Figures released Tuesday show that the lending rates between banks in the U.S. and Europe have dropped to the lowest levels in over a month as credit markets continue to improve.
The rate on three-month loans in dollars has slumped 0.23 percentage points to 3.83 percent. The so-called European Interbank Offered Rate for three-month euro-denominated loans has fallen 0.03 percentage points to 4.968 percent. That is the first time the euro rate has dipped below 5.00 percent since Sept. 18, when it shot higher after Lehman Brothers collapsed.
Overnight, the Hong Kong interbank offered rate, also known as Hibor, for three-month loans continued to slide too, falling from 3.66 percent to 3.35.
Abnormally high interbank lending rates have been a sign of distress in credit markets and been the catalyst for the crisis in the financial markets over recent weeks. High interbank rates can choke off credit to businesses and individuals, hurting the economy.
With Libor rates declining, the focus of attention is shifting from the banking crisis to the economic fundamentals around the world.

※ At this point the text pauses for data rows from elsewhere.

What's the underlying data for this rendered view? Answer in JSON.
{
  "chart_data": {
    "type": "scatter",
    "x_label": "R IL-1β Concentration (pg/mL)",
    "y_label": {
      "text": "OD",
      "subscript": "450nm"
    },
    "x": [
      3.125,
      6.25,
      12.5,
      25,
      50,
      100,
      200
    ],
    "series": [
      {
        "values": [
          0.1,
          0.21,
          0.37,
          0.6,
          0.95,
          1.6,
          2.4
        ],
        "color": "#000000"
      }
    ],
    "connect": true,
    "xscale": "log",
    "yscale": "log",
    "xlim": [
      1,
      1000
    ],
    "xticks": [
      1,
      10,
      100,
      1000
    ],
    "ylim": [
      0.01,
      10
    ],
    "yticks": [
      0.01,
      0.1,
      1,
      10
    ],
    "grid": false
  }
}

In Britain, for example, figures earlier showed that gloom in the maufacturing sector was at its lowest level since 1980. The Confederation of British Industry revealed that its quarterly business optimism balance slumped from minus 40 in June to minus 60 in October.
"To put this into context, the last time manufacturers felt this gloomy was during a period when manufacturing output fell by 16 percent," said Paul Dales, UK economist at Capital Economics.
As a result, there is growing talk that policymakers in Britain will have to act fast to support the real economy. The government has spoken of further loosening the purse strings, while the Bank of England may be forced to cut interest rates aggressively.
There are hopes too that the depth of the U.S. recession may be mitigated by another fiscal stimulus after Federal Reserve Chairman Ben Bernanke said Monday that additional steps might be needed.
In Asia earlier, Japan's Nikkei rose 300.66 points, or 3.34 percent, to close at 9,306.25, marking the third consecutive day of gains.
While shares in most other countries moved higher, several key stock measures sold off early gains to close in the red. Hong Kong's Hang Seng Index lost 1.84 percent, Shanghai's benchmark fell 0.8 percent and South Korea's index shed about 1 percent.
Hong Kong's benchmark was dragged down after conglomerate Citic Pacific Ltd. warned that it could faces losses of more than HK$15.5 billion (nearly $2 billion) after a top executive made unauthorized bets against the U.S. dollar.
In Australia, the main index gained 3.9 percent after the country's central bank chief said he believed coordinated global action to tackle the financial crisis had helped to avert a worldwide catastrophe. Resource giant Rio Tinto helped lead the way, soaring more than 12 percent.
Elsewhere, crude oil prices fell US1.29 to $72.96 a barrel Tuesday on profit-taking after Monday's gains on expectations that OPEC will try to halt a three-month slide in prices by cutting production quotas at least 1 million barrels a day.
The dollar fell 0.8 percent against the yen to 100.97 yen. The euro weakened 0.9 percent to $1.3218.